Criticism of radiation exposure
Mammography itself, since it involves ionizing radiation , can at least statistically cause carcinomas. However, the frequency cannot be measured directly; there is only data from historical studies that estimate the theoretical risk to be 0.01%.
Criticism of "harmless carcinomas" and unnecessary operations
The breast cancer is not a single disease, but rather consists of a heterogeneous group of various tumors with different prognosis. Basically, the survival rate depends on certain factors. These include tumor size, settlements in the armpit lymph nodes, distant metastases ( TNM classification ), histological degree of differentiation and the type of tumor therapy.
Screening critics point out that, among other things, the mammographic screening can also detect carcinomas which - if they had not been detected in the mammography - could take a life-threatening course ( indolent tumor ). According to the criticism, this would lead to unnecessary operations and cancer therapies being carried out, which would reduce the patient's quality of life, even if she had not died of breast cancer if she had not been treated. Since the individual course of cancer cannot be predicted with sufficient certainty, this attitude is highly controversial among experts. According to Italian researchers, the benefits of screening outweigh the risks of overdiagnosis. Proponents of the screening program refer to the lower mortality (mortality) since the introduction of screening. However, it does not reduce mortality among women over the age of 70; H. the women did not benefit from the study because of their age. The upper age limit for participation in mammography screening is therefore 70 years.

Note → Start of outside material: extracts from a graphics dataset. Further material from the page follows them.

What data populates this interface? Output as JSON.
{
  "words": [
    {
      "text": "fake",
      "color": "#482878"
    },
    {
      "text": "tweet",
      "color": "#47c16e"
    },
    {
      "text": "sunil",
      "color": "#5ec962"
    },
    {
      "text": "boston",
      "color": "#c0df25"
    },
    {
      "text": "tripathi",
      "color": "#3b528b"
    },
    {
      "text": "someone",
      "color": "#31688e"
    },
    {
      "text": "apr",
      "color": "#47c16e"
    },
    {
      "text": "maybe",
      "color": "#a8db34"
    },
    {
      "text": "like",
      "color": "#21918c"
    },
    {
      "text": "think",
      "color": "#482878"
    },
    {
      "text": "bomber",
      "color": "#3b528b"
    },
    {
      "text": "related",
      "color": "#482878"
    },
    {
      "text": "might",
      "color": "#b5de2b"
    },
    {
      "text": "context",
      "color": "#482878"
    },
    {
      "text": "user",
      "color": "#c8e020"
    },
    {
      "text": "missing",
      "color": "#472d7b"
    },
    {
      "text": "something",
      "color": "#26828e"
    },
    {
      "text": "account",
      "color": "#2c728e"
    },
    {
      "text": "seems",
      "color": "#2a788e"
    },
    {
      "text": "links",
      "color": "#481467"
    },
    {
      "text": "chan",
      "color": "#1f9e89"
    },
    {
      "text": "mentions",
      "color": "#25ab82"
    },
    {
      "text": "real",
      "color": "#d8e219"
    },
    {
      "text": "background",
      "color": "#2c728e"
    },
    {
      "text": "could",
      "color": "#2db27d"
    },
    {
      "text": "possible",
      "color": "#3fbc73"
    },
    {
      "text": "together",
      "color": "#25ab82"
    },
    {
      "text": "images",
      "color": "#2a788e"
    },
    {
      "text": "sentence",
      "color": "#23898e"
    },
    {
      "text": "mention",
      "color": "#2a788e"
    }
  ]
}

In connection with indolent tumors, there is often talk of unnecessary operations that could lead to stigmatization or mutilation. In fact, the female breast makes special demands on the surgeon in order to achieve an oncologically compatible and at the same time cosmetically appealing result in breast-conserving therapy as well as in a mastectomy . The claim to achieve the best possible cosmetic result with every operation is also anchored in the S3 guidelines for the treatment of breast cancer. Treatment in a certified breast center is therefore generally recommended.
- With a participation rate of 70 percent, the costs in Germany amount to around 300 million euros, which are borne by the statutory health insurance companies . The examination is free of charge for the participating women.
Research on other methods
The imaging of the breast with the help of microwaves is being researched for detection and observation, screening and chemotherapy monitoring. The potential of such methods lies in the different dielectric properties that can be observed between healthy and cancerous tissue.